Poor Maya. The waking life of the pretty CIA agent played by Jessica Chastain in Zero Dark Thirty is spent obsessing over one thing and nothing else: hunting down that bearded piece of work dubbed by military-speak as "UBL". Usama Bin Laden is Maya's Holy Grail, her lifetime achievement, her addiction, her soulmate. If Maya were an actress, the terrorist would be her Oscar. And given that we all know what happened 20 months ago in that house in Pakistan _ the UBL assassination is re-enacted here with the thrilling, goggle-eyed, sometimes first-person video-game aesthetics _ history and headlines have already put on the spoiler alert for the world audience: Maya wins, big time.
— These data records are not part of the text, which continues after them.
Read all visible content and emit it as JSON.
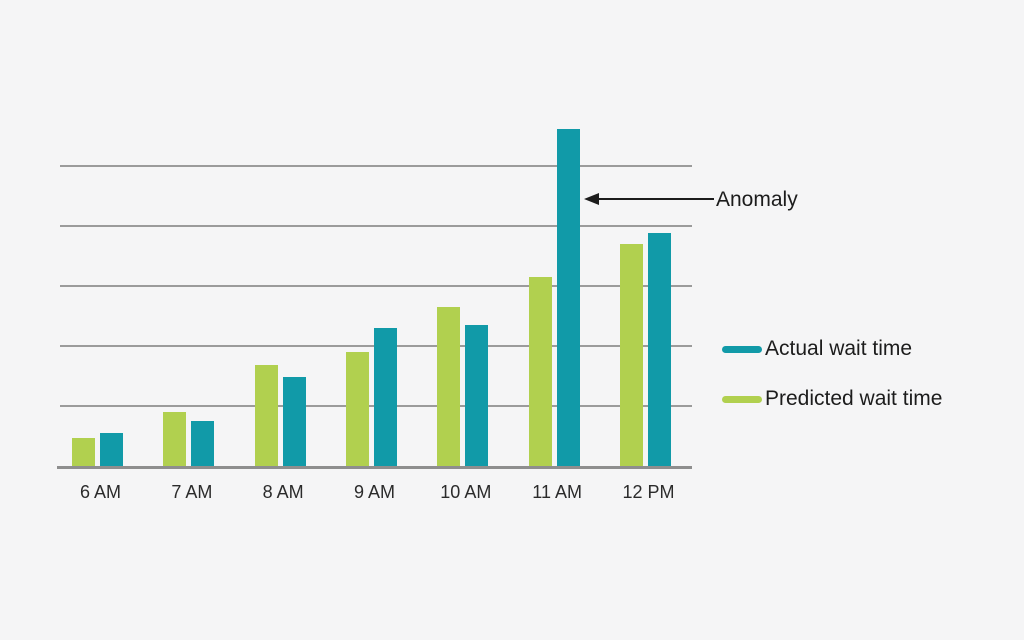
{
  "page": {
    "background": "#f5f5f6"
  },
  "colors": {
    "actual": "#119aa8",
    "predicted": "#b1d04f",
    "gridline": "#9b9b9b",
    "axis": "#8e8e8e",
    "text": "#1c1c1c"
  },
  "annotation": {
    "label": "Anomaly"
  },
  "legend": {
    "items": [
      {
        "label": "Actual wait time",
        "series": "actual"
      },
      {
        "label": "Predicted wait time",
        "series": "predicted"
      }
    ]
  },
  "chart_data": {
    "type": "bar",
    "categories": [
      "6 AM",
      "7 AM",
      "8 AM",
      "9 AM",
      "10 AM",
      "11 AM",
      "12 PM"
    ],
    "series": [
      {
        "name": "Predicted wait time",
        "key": "predicted",
        "color": "#b1d04f",
        "values": [
          4.7,
          9.0,
          16.8,
          19.0,
          26.5,
          31.5,
          37.0
        ]
      },
      {
        "name": "Actual wait time",
        "key": "actual",
        "color": "#119aa8",
        "values": [
          5.5,
          7.5,
          14.8,
          23.0,
          23.5,
          56.2,
          38.8
        ]
      }
    ],
    "title": "",
    "xlabel": "",
    "ylabel": "",
    "ylim": [
      0,
      60
    ],
    "gridlines_y": [
      10,
      20,
      30,
      40,
      50
    ],
    "grid": true,
    "y_axis_labels_shown": false,
    "legend_position": "right-middle",
    "annotations": [
      {
        "text": "Anomaly",
        "category": "11 AM",
        "series": "Actual wait time",
        "arrow": "left-pointing"
      }
    ]
  }
}
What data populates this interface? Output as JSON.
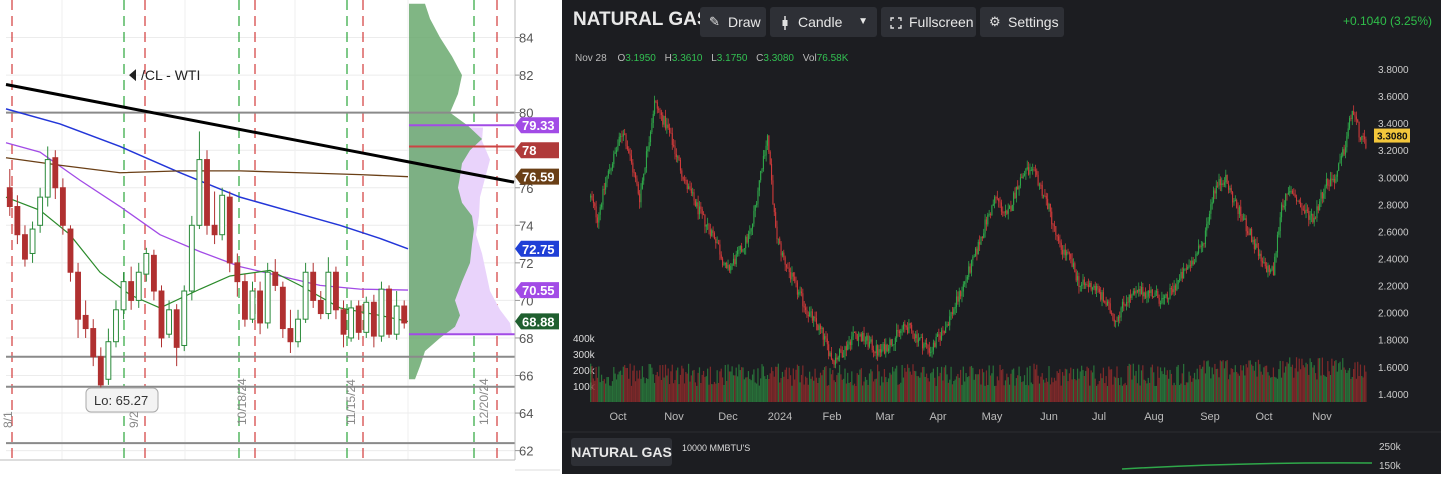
{
  "left_panel": {
    "chart_data": {
      "type": "candlestick",
      "title": "/CL - WTI",
      "ylim": [
        61.5,
        86
      ],
      "y_ticks": [
        62,
        64,
        66,
        68,
        70,
        72,
        74,
        76,
        78,
        80,
        82,
        84
      ],
      "x_ticks": [
        "10/18/24",
        "11/15/24",
        "12/20/24"
      ],
      "partial_x_ticks": [
        "9/2",
        "8/1"
      ],
      "price_labels": [
        {
          "value": 79.33,
          "text": "79.33",
          "color": "#a24be6"
        },
        {
          "value": 78,
          "text": "78",
          "color": "#b03a3a"
        },
        {
          "value": 76.59,
          "text": "76.59",
          "color": "#6a3f16"
        },
        {
          "value": 72.75,
          "text": "72.75",
          "color": "#1f3fd6"
        },
        {
          "value": 70.55,
          "text": "70.55",
          "color": "#a24be6"
        },
        {
          "value": 68.88,
          "text": "68.88",
          "color": "#1f5f2f"
        }
      ],
      "horizontal_levels": [
        80,
        67,
        65.4,
        62.4
      ],
      "annotation": {
        "text": "Lo: 65.27",
        "value": 65.27
      },
      "trendline": {
        "from": 81.5,
        "to": 76.3
      },
      "candles": [
        [
          76,
          75,
          77,
          74.5
        ],
        [
          75,
          73.5,
          75.6,
          73
        ],
        [
          73.5,
          72.2,
          74,
          71.8
        ],
        [
          72.5,
          73.8,
          74.2,
          72
        ],
        [
          74,
          75.5,
          76,
          73.6
        ],
        [
          75.5,
          77.5,
          78.2,
          75
        ],
        [
          77.6,
          76,
          78,
          75.4
        ],
        [
          76,
          74,
          76.5,
          73.5
        ],
        [
          73.8,
          71.5,
          74,
          71
        ],
        [
          71.5,
          69,
          72,
          68
        ],
        [
          69.2,
          68.5,
          70,
          68
        ],
        [
          68.5,
          67,
          69,
          66.5
        ],
        [
          67,
          65.5,
          67.5,
          65.27
        ],
        [
          65.8,
          67.8,
          68.5,
          65.5
        ],
        [
          67.8,
          69.5,
          70,
          67.5
        ],
        [
          69.5,
          71,
          71.5,
          69
        ],
        [
          71,
          70,
          71.8,
          69.5
        ],
        [
          70,
          71.5,
          72,
          69.6
        ],
        [
          71.4,
          72.5,
          72.8,
          71
        ],
        [
          72.4,
          70.5,
          72.7,
          70
        ],
        [
          70.5,
          68,
          70.8,
          67.5
        ],
        [
          68.2,
          69.5,
          70,
          68
        ],
        [
          69.5,
          67.5,
          69.8,
          66.5
        ],
        [
          67.6,
          70.5,
          70.8,
          67.3
        ],
        [
          70.5,
          74,
          74.5,
          70
        ],
        [
          74,
          77.5,
          79,
          73.8
        ],
        [
          77.5,
          74,
          78,
          73.5
        ],
        [
          74,
          73.5,
          75.8,
          73
        ],
        [
          73.5,
          75.6,
          76,
          73.2
        ],
        [
          75.5,
          72,
          75.8,
          71.5
        ],
        [
          72,
          71,
          72.5,
          70.2
        ],
        [
          71,
          69,
          71.4,
          68.6
        ],
        [
          69,
          70.5,
          71,
          68.8
        ],
        [
          70.5,
          68.8,
          71,
          68.2
        ],
        [
          68.8,
          71.5,
          72,
          68.5
        ],
        [
          71.5,
          70.8,
          72.2,
          70.5
        ],
        [
          70.7,
          68.5,
          71,
          68
        ],
        [
          68.5,
          67.8,
          69.5,
          67.2
        ],
        [
          67.8,
          69,
          69.5,
          67.5
        ],
        [
          69,
          71.5,
          72,
          68.8
        ],
        [
          71.5,
          70,
          72,
          69.6
        ],
        [
          70,
          69.3,
          70.5,
          69
        ],
        [
          69.3,
          71.5,
          72.3,
          69
        ],
        [
          71.5,
          69.5,
          71.8,
          69
        ],
        [
          69.5,
          68.2,
          70,
          67.5
        ],
        [
          68,
          69.6,
          70,
          67.8
        ],
        [
          69.7,
          68.3,
          70,
          67.9
        ],
        [
          68.3,
          69.9,
          70.2,
          68
        ],
        [
          69.9,
          68.1,
          70.3,
          67.5
        ],
        [
          68.1,
          70.6,
          71,
          67.8
        ],
        [
          70.6,
          68.2,
          70.8,
          68
        ],
        [
          68.2,
          69.7,
          70.5,
          67.9
        ],
        [
          69.7,
          68.8,
          70,
          68.5
        ]
      ],
      "volume_profile_note": "horizontal profile at right edge"
    }
  },
  "right_panel": {
    "toolbar": {
      "title": "NATURAL GAS",
      "draw_label": "Draw",
      "candle_label": "Candle",
      "fullscreen_label": "Fullscreen",
      "settings_label": "Settings",
      "draw_icon": "pencil-icon",
      "candle_icon": "candle-icon",
      "dropdown_icon": "caret-down-icon",
      "fullscreen_icon": "expand-icon",
      "settings_icon": "gear-icon"
    },
    "change_text": "+0.1040 (3.25%)",
    "ohlc": {
      "date": "Nov 28",
      "o_label": "O",
      "o_value": "3.1950",
      "h_label": "H",
      "h_value": "3.3610",
      "l_label": "L",
      "l_value": "3.1750",
      "c_label": "C",
      "c_value": "3.3080",
      "vol_label": "Vol",
      "vol_value": "76.58K"
    },
    "bottom_label": "NATURAL GAS",
    "bottom_unit": "10000 MMBTU'S",
    "chart_data": {
      "type": "candlestick",
      "ylim": [
        1.34,
        3.94
      ],
      "y_ticks": [
        "3.8000",
        "3.6000",
        "3.4000",
        "3.2000",
        "3.0000",
        "2.8000",
        "2.6000",
        "2.4000",
        "2.2000",
        "2.0000",
        "1.8000",
        "1.6000",
        "1.4000"
      ],
      "current_price_label": "3.3080",
      "current_price": 3.308,
      "x_ticks": [
        "Oct",
        "Nov",
        "Dec",
        "2024",
        "Feb",
        "Mar",
        "Apr",
        "May",
        "Jun",
        "Jul",
        "Aug",
        "Sep",
        "Oct",
        "Nov"
      ],
      "volume_ticks": [
        "400k",
        "300k",
        "200k",
        "100k"
      ],
      "volume_ylim": [
        0,
        450
      ],
      "lower_axis_ticks": [
        "250k",
        "150k"
      ],
      "anchors": [
        [
          0,
          2.85
        ],
        [
          5,
          2.7
        ],
        [
          12,
          3.0
        ],
        [
          24,
          3.35
        ],
        [
          36,
          2.85
        ],
        [
          47,
          3.55
        ],
        [
          57,
          3.35
        ],
        [
          70,
          2.95
        ],
        [
          82,
          2.7
        ],
        [
          92,
          2.55
        ],
        [
          100,
          2.3
        ],
        [
          110,
          2.45
        ],
        [
          118,
          2.6
        ],
        [
          126,
          3.1
        ],
        [
          130,
          3.3
        ],
        [
          136,
          2.6
        ],
        [
          140,
          2.45
        ],
        [
          150,
          2.2
        ],
        [
          160,
          2.0
        ],
        [
          170,
          1.85
        ],
        [
          178,
          1.65
        ],
        [
          186,
          1.72
        ],
        [
          194,
          1.85
        ],
        [
          202,
          1.8
        ],
        [
          212,
          1.7
        ],
        [
          222,
          1.8
        ],
        [
          232,
          1.9
        ],
        [
          242,
          1.8
        ],
        [
          250,
          1.72
        ],
        [
          258,
          1.85
        ],
        [
          262,
          1.92
        ],
        [
          270,
          2.1
        ],
        [
          282,
          2.4
        ],
        [
          290,
          2.65
        ],
        [
          298,
          2.85
        ],
        [
          306,
          2.7
        ],
        [
          314,
          2.95
        ],
        [
          320,
          3.05
        ],
        [
          328,
          3.0
        ],
        [
          336,
          2.8
        ],
        [
          344,
          2.5
        ],
        [
          352,
          2.4
        ],
        [
          360,
          2.2
        ],
        [
          370,
          2.2
        ],
        [
          378,
          2.08
        ],
        [
          386,
          1.95
        ],
        [
          394,
          2.1
        ],
        [
          404,
          2.15
        ],
        [
          412,
          2.15
        ],
        [
          422,
          2.08
        ],
        [
          430,
          2.2
        ],
        [
          440,
          2.35
        ],
        [
          450,
          2.5
        ],
        [
          458,
          2.9
        ],
        [
          466,
          3.0
        ],
        [
          474,
          2.8
        ],
        [
          484,
          2.6
        ],
        [
          494,
          2.35
        ],
        [
          502,
          2.3
        ],
        [
          508,
          2.8
        ],
        [
          516,
          2.9
        ],
        [
          524,
          2.75
        ],
        [
          532,
          2.7
        ],
        [
          540,
          2.95
        ],
        [
          548,
          3.0
        ],
        [
          554,
          3.2
        ],
        [
          560,
          3.5
        ],
        [
          566,
          3.3
        ],
        [
          570,
          3.22
        ]
      ]
    }
  }
}
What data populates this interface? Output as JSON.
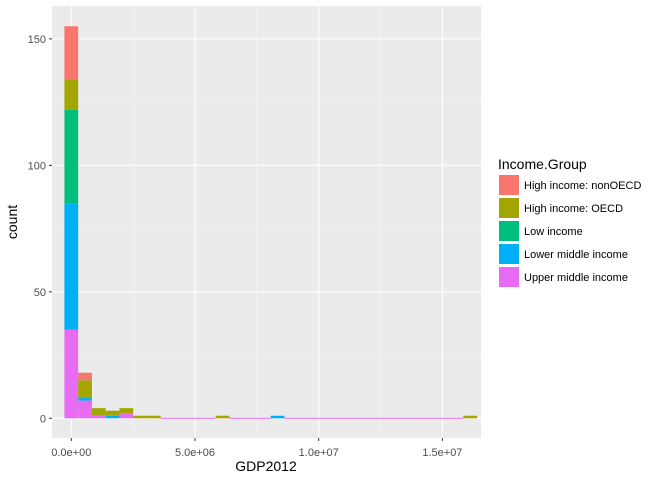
{
  "chart_data": {
    "type": "bar",
    "subtype": "stacked-histogram",
    "xlabel": "GDP2012",
    "ylabel": "count",
    "xlim": [
      -780000,
      16560000
    ],
    "ylim": [
      -7.8,
      163
    ],
    "x_ticks": [
      0,
      5000000,
      10000000,
      15000000
    ],
    "x_tick_labels": [
      "0.0e+00",
      "5.0e+06",
      "1.0e+07",
      "1.5e+07"
    ],
    "y_ticks": [
      0,
      50,
      100,
      150
    ],
    "y_tick_labels": [
      "0",
      "50",
      "100",
      "150"
    ],
    "grid": true,
    "bin_width": 556000,
    "legend": {
      "title": "Income.Group",
      "position": "right",
      "entries": [
        {
          "name": "High income: nonOECD",
          "color": "#F8766D"
        },
        {
          "name": "High income: OECD",
          "color": "#A3A500"
        },
        {
          "name": "Low income",
          "color": "#00BF7D"
        },
        {
          "name": "Lower middle income",
          "color": "#00B0F6"
        },
        {
          "name": "Upper middle income",
          "color": "#E76BF3"
        }
      ]
    },
    "series": [
      {
        "name": "High income: nonOECD",
        "values": [
          21,
          3,
          0,
          0,
          0,
          0,
          0,
          0,
          0,
          0,
          0,
          0,
          0,
          0,
          0,
          0,
          0,
          0,
          0,
          0,
          0,
          0,
          0,
          0,
          0,
          0,
          0,
          0,
          0,
          0
        ]
      },
      {
        "name": "High income: OECD",
        "values": [
          12,
          7,
          3,
          2,
          2,
          1,
          1,
          0,
          0,
          0,
          0,
          1,
          0,
          0,
          0,
          0,
          0,
          0,
          0,
          0,
          0,
          0,
          0,
          0,
          0,
          0,
          0,
          0,
          0,
          1
        ]
      },
      {
        "name": "Low income",
        "values": [
          37,
          0,
          0,
          0,
          0,
          0,
          0,
          0,
          0,
          0,
          0,
          0,
          0,
          0,
          0,
          0,
          0,
          0,
          0,
          0,
          0,
          0,
          0,
          0,
          0,
          0,
          0,
          0,
          0,
          0
        ]
      },
      {
        "name": "Lower middle income",
        "values": [
          50,
          1,
          0,
          1,
          0,
          0,
          0,
          0,
          0,
          0,
          0,
          0,
          0,
          0,
          0,
          1,
          0,
          0,
          0,
          0,
          0,
          0,
          0,
          0,
          0,
          0,
          0,
          0,
          0,
          0
        ]
      },
      {
        "name": "Upper middle income",
        "values": [
          35,
          7,
          1,
          0,
          2,
          0,
          0,
          0,
          0,
          0,
          0,
          0,
          0,
          0,
          0,
          0,
          0,
          0,
          0,
          0,
          0,
          0,
          0,
          0,
          0,
          0,
          0,
          0,
          0,
          0
        ]
      }
    ]
  }
}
She's got her metaphorical Oscar, and fittingly, she's shocked and awed and even breaks down after the trophy (the corpse) has been brought to her.
Zero Dark Thirty
Starring Jessica Chastain, Jason Clarke, Jennifer Ehle. Directed by Kathryn Bigelow.
There's hardly a dull moment in Zero Dark Thirty. Kathryn Bigelow's Oscar hopeful, from the script by Mark Boal _ they collborated on the superior The Hurt Locker _ is a skin-tight, effective procedural with a maddening focus on the CIA's decade-long manhunt of the elusive bin Laden. At the centre of everything, at least according to this "based on true accounts" story, is Maya. In a "black site", she starts off by watching her colleague torture an al Qaeda low-rank, a scene that has set Congress flustering, and grows to become a ferocious bloodhound hell-bent on doing anything _ shouting at her boss and threatening more advanced interrogation _ to find the whereabouts of bin Laden.
In many ways, Maya shares the same dark cloud of addiction as the Jeremy Renner character in Bigelow's The Hurt Locker. The script's strategy is transparent: it narrows everything down, from narrative, perspective, worldview, and one of the results is how global geopolitics becomes one woman's monomania. Zero Dark Thirty strips off all the context _ Maya's obsession is never explained and the post-9/11 world is seen through a glass of the war on terror _ and by decontextualising an issue so complex, so contested and involving so many nations, beliefs, ideologies and moral quandaries, the film is also an act of conscious over-simplification. Gripping it certainly is, but disturbing, or disturbingly ignorant, is also its quality. Let's not wade into that debate about torture and whether or not the film endorses such atrocity (for that, refer to Slavoj Zizek's essay in The Guardian, among many others). Maya's search for bin Laden isn't easy, and her dogged pursuit of leads and informants, however obscure, is the mechanism of the film's suspense.
By making her merely a vessel _ with deliberate avoidance to show her motive or drive _ the film seems to hope for a kind of objectivity: this is just a bureaucrat trying to do her job.
But of course objectivity is, like the agent herself, a maya _ an illusion _ because the world is populated by people like bin Laden and George W Bush, among others, and they are too complicated to be represented through such single-mindedness. Tragedy struck New York in 2001, then in the following years in London, Jakarta, and also in Iraq, Afghanistan, Pakistan; Maya, an information expert, ironically seems to be aware of only some of them. The strangest part, and apparently the pride of the film, is the 40-minute edge-of-seat re-staging of the night raid by a bunch of handsome marines to capture and kill bin Laden in his safe house in Abottabad, Pakistan.
It's a wonder that while the entire movie has been told from Maya's viewpoint, this minutely choreographed section completely leaves the CIA agent behind as we follow the soldiers, like a ringside spectator at a fight of the century, into that house. Poor Maya. The bureaucrat who's trying to do her job has to make way for a Hollywood-style shoot-out in that maze-like abode, and the semblance of objectivity is trumped by a showcase of quiet triumphalism. This sudden shift in perspective gives the movie away. I think it smacks of arrogance of a different kind to compare Bigelow, as Naomi Wolf does, to the Nazi-sponsored filmmaker Leni Riefenstahl. Riefenstahl's movies are driven by a twisted ideology, Bigelow's film is just narrow-minded and superficial. And it must be said that Riefenstahl's films, despite their horrifying agenda, are more technically sophisticated; Zero Dark Thirty _ this is a surprise, since I think The Hurt Locker was visually captivating _ relies on a sort of calculated, overwrought realism that's less believable than, say, Argo, which isn't really the best film itself. The first few minutes of Argo, in which documentary footage of a Teheran protest is intercut with re-created scenes at the US embassy, at least gives a sense of historical perspective and streetwise ambiguity. That's what Maya doesn't feel: ambiguous. Her determined, unrelenting, Captain Ahab-like mania to harpoon her Moby Dick blindsides her, and the movie, from the complexity of the world. History may have vindicated her, but whose history?